From Divide to Delivery: How AI Can Serve the Global South

Anjali Kaur

Next week’s World Bank and International Monetary Fund (IMF) meetings will focus on rebuilding economic resilience in a fragile global economy. Yet amid these discussions in Washington, one issue risks being overlooked : The AI infrastructure and governance frameworks being built right now will shape development trajectories for decades. Whether that transformation is designed with the Global South or merely delivered to it will depend on decisions being made now on infrastructure, governance, and priorities.

AI is not just technology, it’s infrastructure. It depends on compute clusters, energy grids, and network connectivity—assets rooted in specific geographies that determine where value is created and risks accumulate.

Treating the Global South as a unified category obscures more than it reveals. China has invested heavily in building domestic AI capacity—from chips to cloud platforms. India generates roughly one-fifth of the world’s data but holds only about 3 percent of global data center capacity; it is data rich but infrastructure poor.

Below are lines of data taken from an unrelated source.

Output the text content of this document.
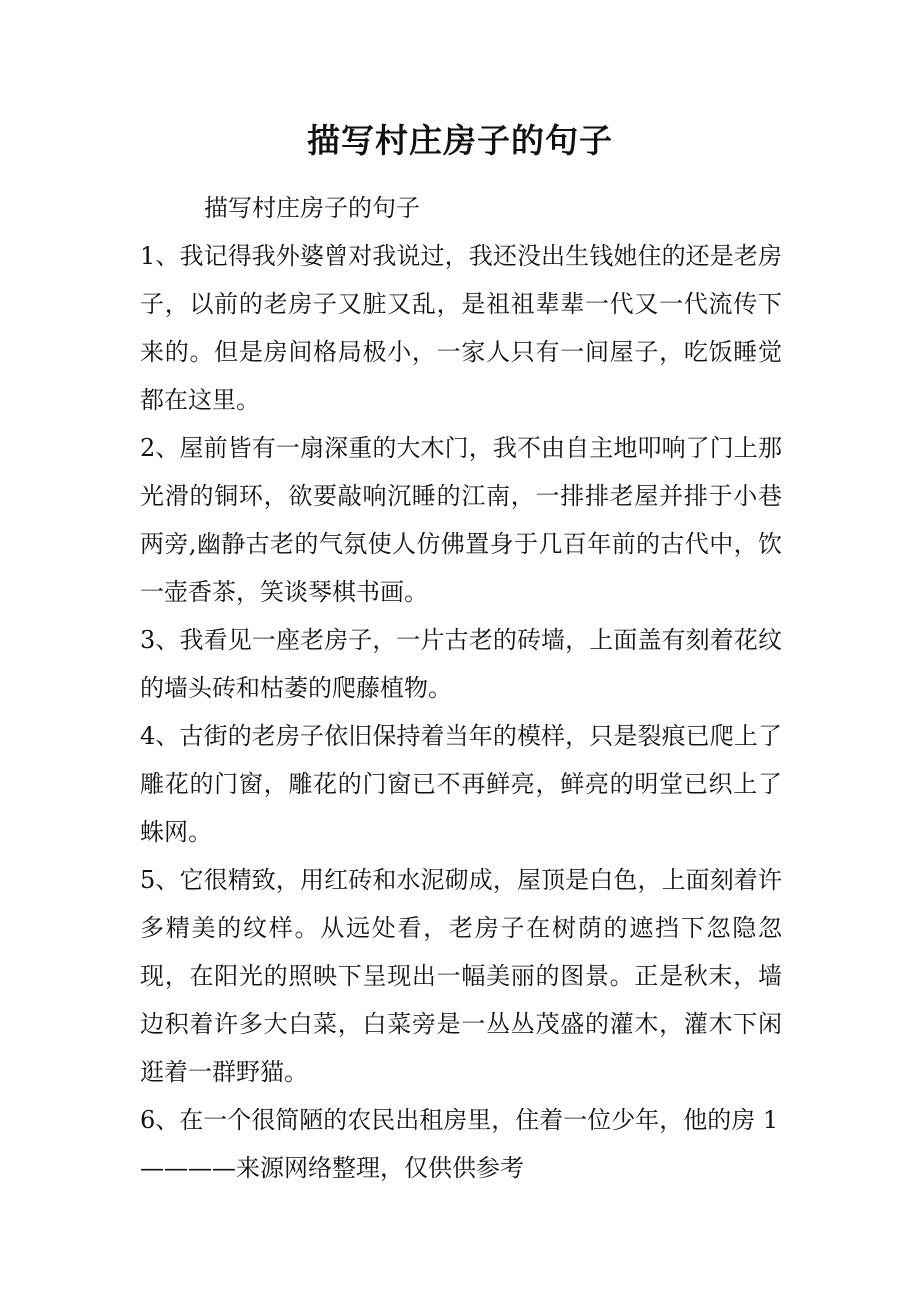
描写村庄房子的句子

描写村庄房子的句子

1、我记得我外婆曾对我说过，我还没出生钱她住的还是老房子，以前的老房子又脏又乱，是祖祖辈辈一代又一代流传下来的。但是房间格局极小，一家人只有一间屋子，吃饭睡觉都在这里。

2、屋前皆有一扇深重的大木门，我不由自主地叩响了门上那光滑的铜环，欲要敲响沉睡的江南，一排排老屋并排于小巷两旁,幽静古老的气氛使人仿佛置身于几百年前的古代中，饮一壶香茶，笑谈琴棋书画。

3、我看见一座老房子，一片古老的砖墙，上面盖有刻着花纹的墙头砖和枯萎的爬藤植物。

4、古街的老房子依旧保持着当年的模样，只是裂痕已爬上了雕花的门窗，雕花的门窗已不再鲜亮，鲜亮的明堂已织上了蛛网。

5、它很精致，用红砖和水泥砌成，屋顶是白色，上面刻着许多精美的纹样。从远处看，老房子在树荫的遮挡下忽隐忽现，在阳光的照映下呈现出一幅美丽的图景。正是秋末，墙边积着许多大白菜，白菜旁是一丛丛茂盛的灌木，灌木下闲逛着一群野猫。

6、在一个很简陋的农民出租房里，住着一位少年，他的房 1

————来源网络整理，仅供供参考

These disparities will determine who captures value from AI and who gets left behind. The IMF warns that AI could exacerbate cross-country income inequality, with growth impacts in advanced economies potentially more than double those in low-income countries. South Asia alone has nearly 100,000 young people entering the labor market daily, with almost half the region’s 1.8 billion population under age 24. That demographic momentum could be a dividend or a disaster. Without compute infrastructure and workforce transition strategies, AI may erode the very labor advantages that once underpinned growth.

The India-hosted AI Impact Summit in 2026 will test whether the international system can address these dynamics. Success depends on three issues: infrastructure access, governance influence, and local adaptation.